O perfume das uvas sob o sol do outono.
O rio cresce, as águas se avolumam, destroem
                              as barrancas e as locas dos peixes.
As águas correm dentro das árvores, correm dentro de nós.
As nossas raízes se vão com as águas vorazes.
E as uvas perfumam a tarde sob o sol do outono.

Os abismos do mar deságuam por nós a dentro.
No canto selvagem do mar a voz do afogado,
estrangeiro como nós, sem pátria como nós.

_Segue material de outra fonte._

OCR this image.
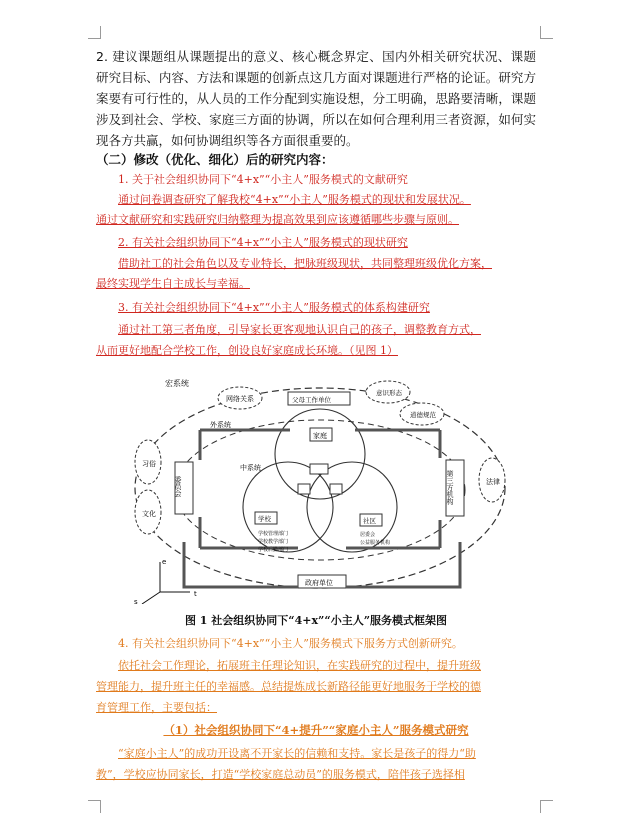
2. 建议课题组从课题提出的意义、核心概念界定、国内外相关研究状况、课题研究目标、内容、方法和课题的创新点这几方面对课题进行严格的论证。研究方案要有可行性的，从人员的工作分配到实施设想，分工明确，思路要清晰，课题涉及到社会、学校、家庭三方面的协调，所以在如何合理利用三者资源，如何实现各方共赢，如何协调组织等各方面很重要的。
（二）修改（优化、细化）后的研究内容：
1. 关于社会组织协同下“4+x”“小主人”服务模式的文献研究
通过问卷调查研究了解我校“4+x”“小主人”服务模式的现状和发展状况。
通过文献研究和实践研究归纳整理为提高效果到应该遵循哪些步骤与原则。
2. 有关社会组织协同下“4+x”“小主人”服务模式的现状研究
借助社工的社会角色以及专业特长，把脉班级现状，共同整理班级优化方案，
最终实现学生自主成长与幸福。
3. 有关社会组织协同下“4+x”“小主人”服务模式的体系构建研究
通过社工第三者角度，引导家长更客观地认识自己的孩子，调整教育方式，
从而更好地配合学校工作，创设良好家庭成长环境。（见图 1）
宏系统
网络关系	父母工作单位
意识形态
道德规范
习俗
文化
法律
外系统
中系统
委员会	第三方机构
家庭
学校	社区
政府单位
学校管理部门
学校教学部门
学校后勤部门
居委会
公益服务机构
t
s
e
图 1 社会组织协同下“4+x”“小主人”服务模式框架图
4. 有关社会组织协同下“4+x”“小主人”服务模式下服务方式创新研究。
依托社会工作理论，拓展班主任理论知识，在实践研究的过程中，提升班级
管理能力，提升班主任的幸福感。总结提炼成长新路径能更好地服务于学校的德
育管理工作，主要包括：
（1）社会组织协同下“4+提升”“家庭小主人”服务模式研究
“家庭小主人”的成功开设离不开家长的信赖和支持。家长是孩子的得力“助
教”，学校应协同家长，打造“学校家庭总动员”的服务模式，陪伴孩子选择相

O sal do mar nas pétalas caídas no altar.
O grito do gavião nas fauces do mar.
As vagas morrem na areia, os rochedos cobertos
                        de espumas, lágrimas escorrendo.
O mar uiva, as uvas perfumam a montanha.

Vou deixando as minhas pegadas na areia da praia,
pesadas, com sombra.
Cai a sombra na minha alma.
Logo se apagam as pegadas.
Um sino tange o tempo antiqüíssimo e sempre novo.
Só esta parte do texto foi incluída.